“Torear” consiste en “practicar la tauromaquia”, y también “provocar a alguien”. Su significado depende de las conversaciones en las que la palabra es usada. Wittgenstein, si no me equivoco, inventó el término “juegos de lenguaje” para referirse a las conversaciones en las cuáles las palabras adquieren significado. Asombrado, imagino, por la irreductible presencia del lenguaje en todo lo pensado, aseguró que “los límites de mi lenguaje son los límites de mi mundo”. Seguidoras del filósofo dedujeron que la realidad, el mundo, las cosas y las acciones, no son más que juegos de lenguaje.
Me huele a embuste. Tiene aceptación entre profesores de ciencias sociales, porque parece justificar la creencia que la realidad es una creación social.

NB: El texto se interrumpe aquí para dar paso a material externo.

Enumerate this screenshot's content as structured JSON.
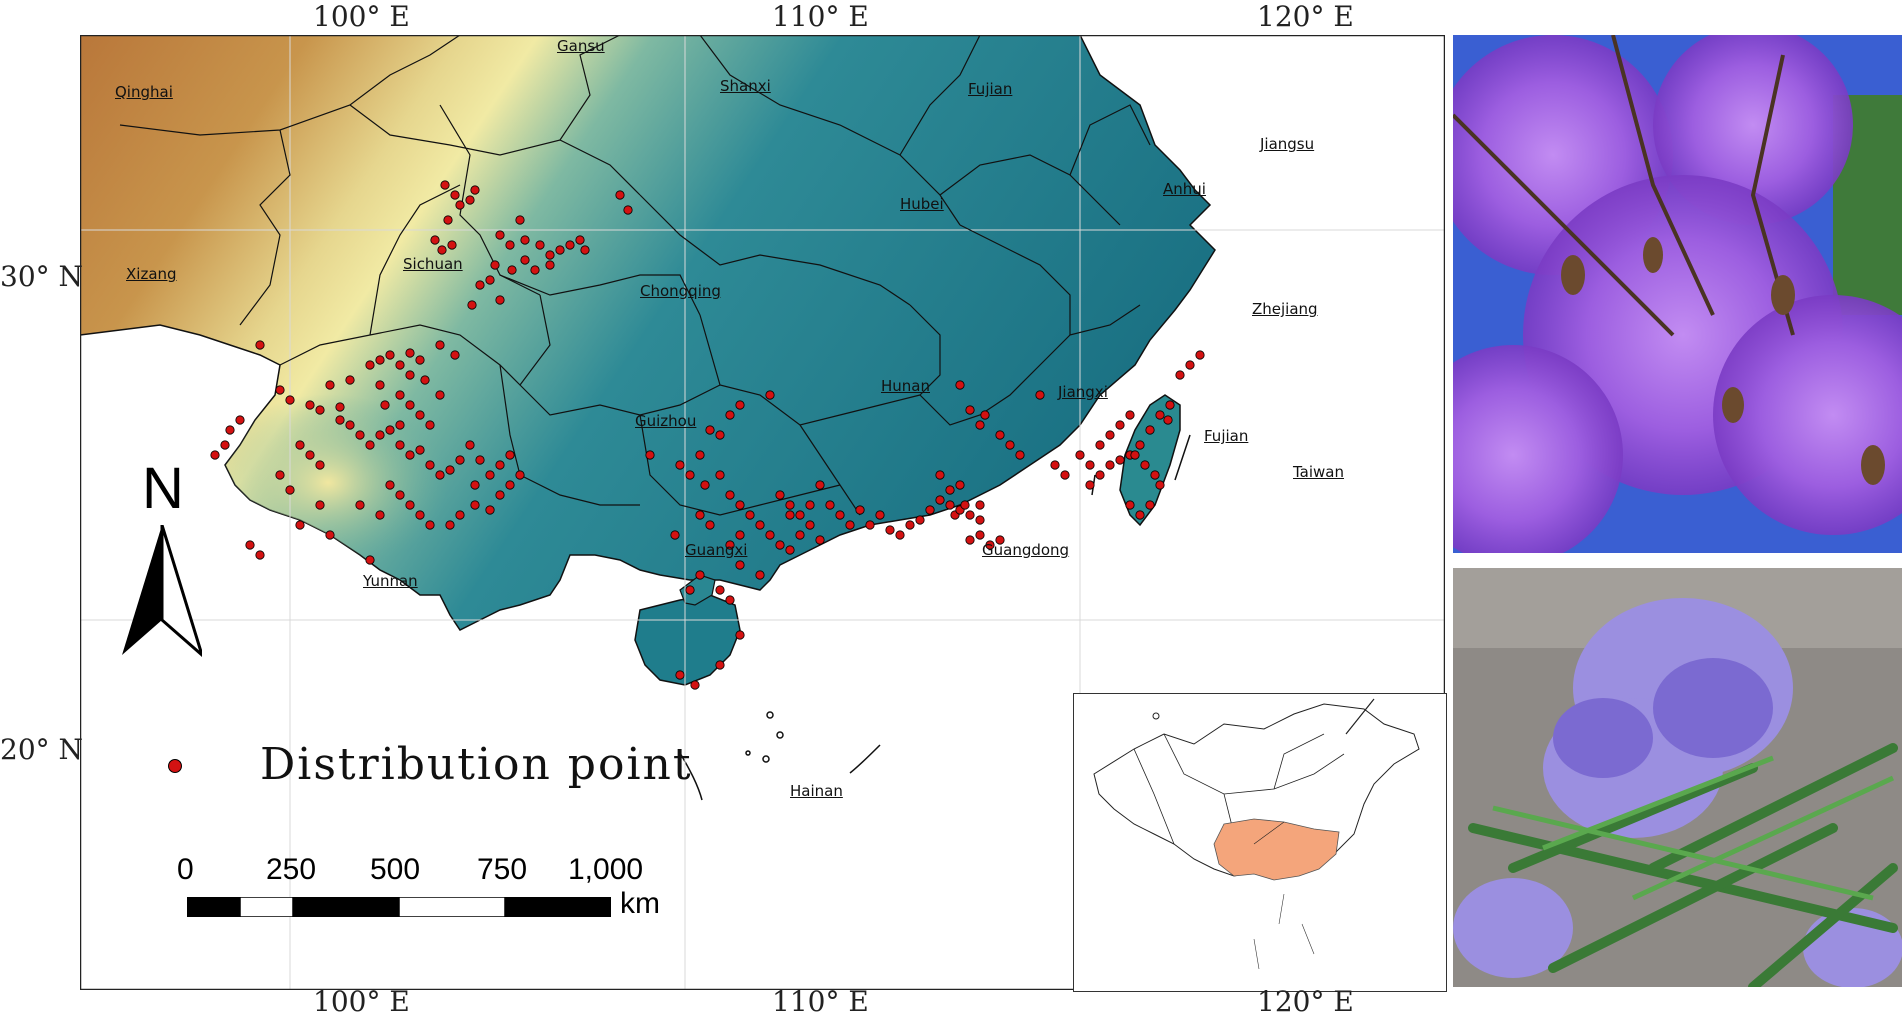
{
  "map": {
    "lon_labels": [
      "100° E",
      "110° E",
      "120° E"
    ],
    "lat_labels": [
      "30° N",
      "20° N"
    ],
    "north_label": "N",
    "scale": {
      "ticks": [
        "0",
        "250",
        "500",
        "750",
        "1,000"
      ],
      "unit": "km"
    },
    "legend": {
      "label": "Distribution point",
      "marker_color": "#d31212"
    },
    "provinces": [
      {
        "name": "Qinghai"
      },
      {
        "name": "Gansu"
      },
      {
        "name": "Shanxi"
      },
      {
        "name": "Fujian"
      },
      {
        "name": "Jiangsu"
      },
      {
        "name": "Anhui"
      },
      {
        "name": "Hubei"
      },
      {
        "name": "Xizang"
      },
      {
        "name": "Sichuan"
      },
      {
        "name": "Chongqing"
      },
      {
        "name": "Zhejiang"
      },
      {
        "name": "Hunan"
      },
      {
        "name": "Jiangxi"
      },
      {
        "name": "Guizhou"
      },
      {
        "name": "Fujian"
      },
      {
        "name": "Taiwan"
      },
      {
        "name": "Yunnan"
      },
      {
        "name": "Guangxi"
      },
      {
        "name": "Guangdong"
      },
      {
        "name": "Hainan"
      }
    ],
    "colors": {
      "lowland": "#1f7d8c",
      "midland": "#e8e29a",
      "highland": "#b5783a",
      "point": "#d31212",
      "inset_highlight": "#f4a57b"
    }
  },
  "photos": [
    {
      "subject": "jacaranda-tree-flowers-photo"
    },
    {
      "subject": "jacaranda-flowers-leaves-photo"
    }
  ]
}
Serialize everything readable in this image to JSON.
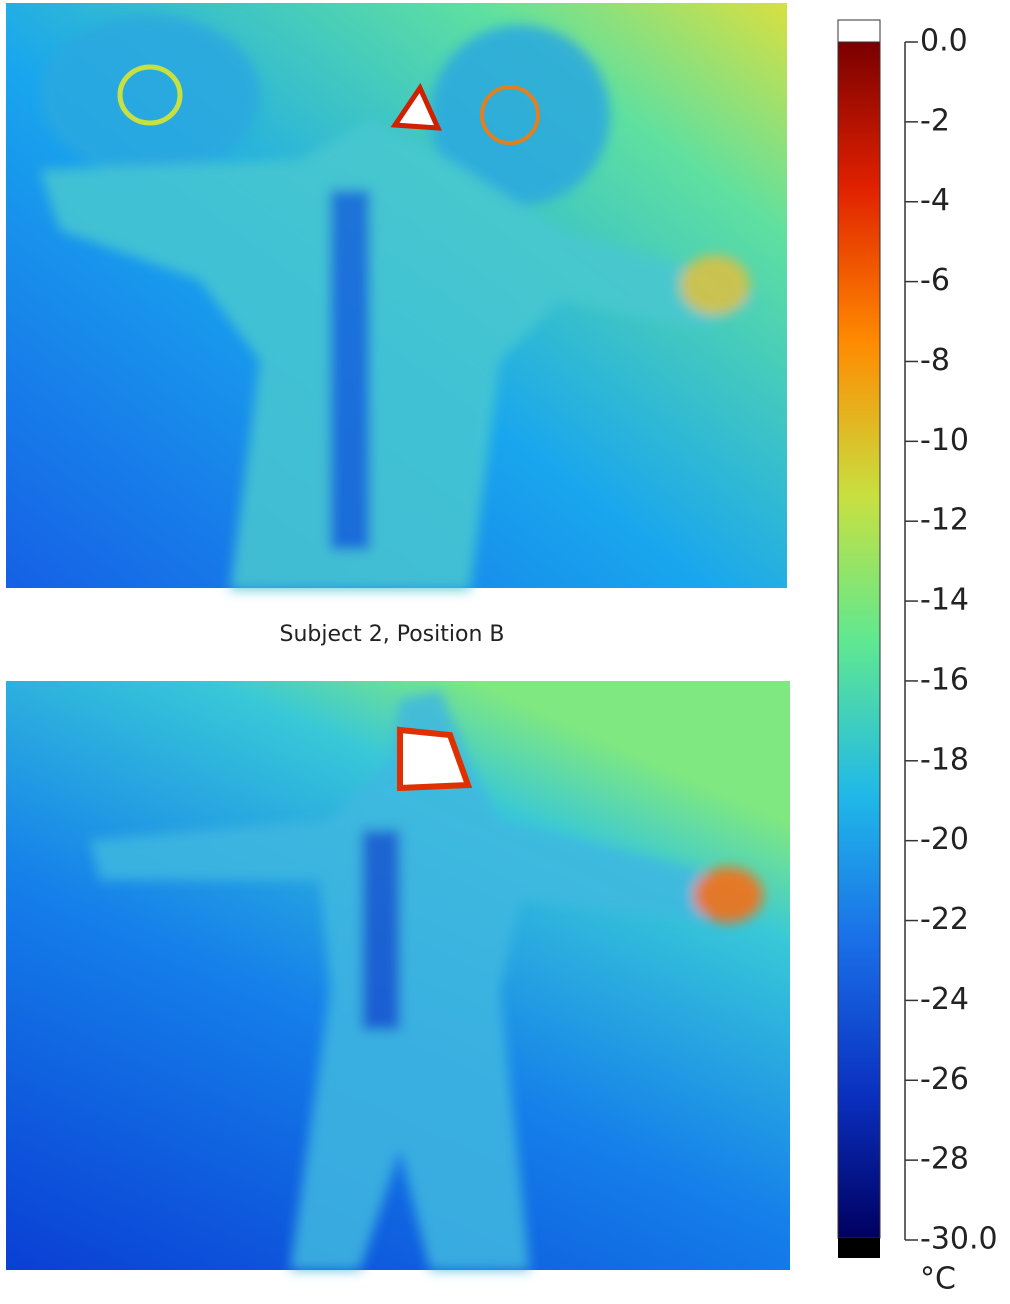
{
  "caption": "Subject 2, Position B",
  "colorbar": {
    "unit": "°C",
    "lim": [
      0,
      -30
    ],
    "ticks": [
      {
        "value": 0,
        "label": "0.0"
      },
      -2,
      -4,
      -6,
      -8,
      -10,
      -12,
      -14,
      -16,
      -18,
      -20,
      -22,
      -24,
      -26,
      -28,
      {
        "value": -30,
        "label": "-30.0"
      }
    ]
  }
}
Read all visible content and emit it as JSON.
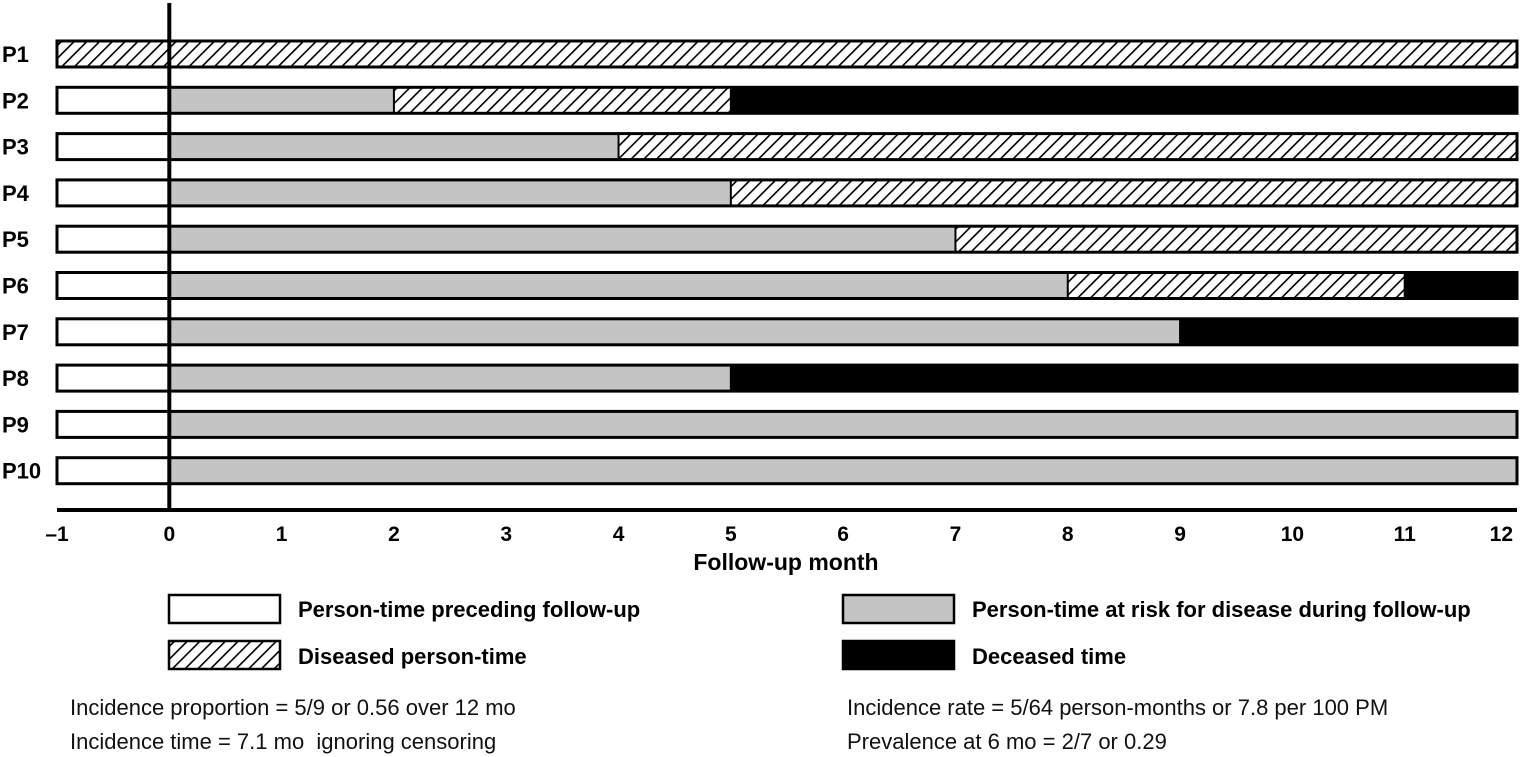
{
  "chart_data": {
    "type": "timeline",
    "xlabel": "Follow-up month",
    "xlim": [
      -1,
      12
    ],
    "x_ticks": [
      "–1",
      "0",
      "1",
      "2",
      "3",
      "4",
      "5",
      "6",
      "7",
      "8",
      "9",
      "10",
      "11",
      "12"
    ],
    "segment_colors": {
      "preceding": "#ffffff",
      "at_risk": "#c4c4c4",
      "diseased": "hatch",
      "deceased": "#000000"
    },
    "participants": [
      {
        "label": "P1",
        "segments": [
          {
            "start": -1,
            "end": 12,
            "state": "diseased"
          }
        ]
      },
      {
        "label": "P2",
        "segments": [
          {
            "start": -1,
            "end": 0,
            "state": "preceding"
          },
          {
            "start": 0,
            "end": 2,
            "state": "at_risk"
          },
          {
            "start": 2,
            "end": 5,
            "state": "diseased"
          },
          {
            "start": 5,
            "end": 12,
            "state": "deceased"
          }
        ]
      },
      {
        "label": "P3",
        "segments": [
          {
            "start": -1,
            "end": 0,
            "state": "preceding"
          },
          {
            "start": 0,
            "end": 4,
            "state": "at_risk"
          },
          {
            "start": 4,
            "end": 12,
            "state": "diseased"
          }
        ]
      },
      {
        "label": "P4",
        "segments": [
          {
            "start": -1,
            "end": 0,
            "state": "preceding"
          },
          {
            "start": 0,
            "end": 5,
            "state": "at_risk"
          },
          {
            "start": 5,
            "end": 12,
            "state": "diseased"
          }
        ]
      },
      {
        "label": "P5",
        "segments": [
          {
            "start": -1,
            "end": 0,
            "state": "preceding"
          },
          {
            "start": 0,
            "end": 7,
            "state": "at_risk"
          },
          {
            "start": 7,
            "end": 12,
            "state": "diseased"
          }
        ]
      },
      {
        "label": "P6",
        "segments": [
          {
            "start": -1,
            "end": 0,
            "state": "preceding"
          },
          {
            "start": 0,
            "end": 8,
            "state": "at_risk"
          },
          {
            "start": 8,
            "end": 11,
            "state": "diseased"
          },
          {
            "start": 11,
            "end": 12,
            "state": "deceased"
          }
        ]
      },
      {
        "label": "P7",
        "segments": [
          {
            "start": -1,
            "end": 0,
            "state": "preceding"
          },
          {
            "start": 0,
            "end": 9,
            "state": "at_risk"
          },
          {
            "start": 9,
            "end": 12,
            "state": "deceased"
          }
        ]
      },
      {
        "label": "P8",
        "segments": [
          {
            "start": -1,
            "end": 0,
            "state": "preceding"
          },
          {
            "start": 0,
            "end": 5,
            "state": "at_risk"
          },
          {
            "start": 5,
            "end": 12,
            "state": "deceased"
          }
        ]
      },
      {
        "label": "P9",
        "segments": [
          {
            "start": -1,
            "end": 0,
            "state": "preceding"
          },
          {
            "start": 0,
            "end": 12,
            "state": "at_risk"
          }
        ]
      },
      {
        "label": "P10",
        "segments": [
          {
            "start": -1,
            "end": 0,
            "state": "preceding"
          },
          {
            "start": 0,
            "end": 12,
            "state": "at_risk"
          }
        ]
      }
    ],
    "legend": [
      {
        "state": "preceding",
        "label": "Person-time preceding follow-up"
      },
      {
        "state": "at_risk",
        "label": "Person-time at risk for disease during follow-up"
      },
      {
        "state": "diseased",
        "label": "Diseased person-time"
      },
      {
        "state": "deceased",
        "label": "Deceased time"
      }
    ],
    "annotations": {
      "incidence_proportion": "Incidence proportion = 5/9 or 0.56 over 12 mo",
      "incidence_time": "Incidence time = 7.1 mo  ignoring censoring",
      "incidence_rate": "Incidence rate = 5/64 person-months or 7.8 per 100 PM",
      "prevalence": "Prevalence at 6 mo = 2/7 or 0.29"
    }
  }
}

Tanta como la creencia que lo real es una narrativa la tiene entre publicistas. (O la de un cierto pragmatismo, que la realidad de las cosas es su el valor de cambio, entusiasma a economistas).
Estoy seguro de que Wittgenstein percibía claramente que la relación entre los juegos de lenguaje y las cosas es sutil. “Sobre lo que no se puede hablar, es mejor callar”, no creo que deba ser entendida como una limitación humana descubierta por el filósofo, sino como el fondo silencioso de los juegos. En el ruedo, el torero calla. No puede reducir a palabras lo que está haciendo. Si bien para que haya toreo son necesarias conversaciones que hablen de éste – un mundo que lo incluya -, el fundamento de ellas es el torero toreando callado.
A veces me pregunto si no es aquella confusión entre hablar y lo real la que puede estar detrás de la manera como escucho que hablan las jóvenes que dirigen la política. “No aceptamos la violencia”, “apoyamos a los microempresarios” y “defendemos los derechos humanos” son declaraciones que parecen adquirir significado en juegos de lenguaje de reiteración de principios. En cualquier caso, la violencia, los derechos humanos y las microempresas siguen igual después de conversaciones como esas. Echo de menos la acción sin palabras, silenciosa, en la cual fundarlas. La del torero que deja de hablar de toreo, y torea.
Sé por experiencia propia que las declaraciones de valores y principios son normalmente interpretadas como promesas. “Amo torear” crea obvias expectativas de ver en el ruedo a quien habla, más temprano que tarde, y no solamente una vez. Es que, por lo general, para cumplir una promesa, en algún momento hay que dejar de hablar, y actuar en silencio.
Aunque también es posible sumarse al coro de flatus vocis de las redes sociales. En este no hay promesas. Nada más que ruidosos juegos de lenguaje, desprovistos de silencio activo fundante.